John Flansburgh on O Do Not Forsake Me:
"As a little kid, I grew up around a lot of kind of traditional folk music which was about as ubiquitous in the 60s Harvard Square in Cambridge Massachusetts as hip hop is in the streets of NYC today. There was a certain kind of very dramatic yet very austere way of presenting these tradition songs/murder ballads/etc that you can hear in recordings by Ed McCurdy of the Weavers on his own, John Jacob Miles, Oscar Brand and many other men and women who loomed large in that Cambridge Ma folk scene (which I guess was essentially a satellite of the West Village). Often with spare instrumentation or simply sung. I found that style very arresting and was really drawn to how direct and irreducible the presentation made the songs and the stories in them sound. Nothing to mishear! It also seemed extremmmmely old fashioned and kinda out of time. So O Do Not Forsake Me the song is really reflecting on that form. Hudson Shad brought a lot of extra color too it and I really appreciate the “otherness” of it. I suppose may folks would find it unpersuasive or not fun enough for a band they expect to be poppy, but I am proud of it."

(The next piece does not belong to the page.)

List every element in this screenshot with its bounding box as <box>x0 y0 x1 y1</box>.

His insight into the style of this song made me love it even more. TMBG is fantastic with using genres often dismissed for not sounding like current popular music. The vocals on this song are not by either John, but from the vocal group Hudson Shad. In the 1993 demo, Flansburgh sings. For the album, though, they specifically wanted "a really profound, bassy voice [to] sing this song with all these theatrical qualities". The inspiration from traditional folk music draws attention to a sound which is extremely overlooked. The beauty in the simple a cappella arrangement is very striking, and I always love JF's more experimental work.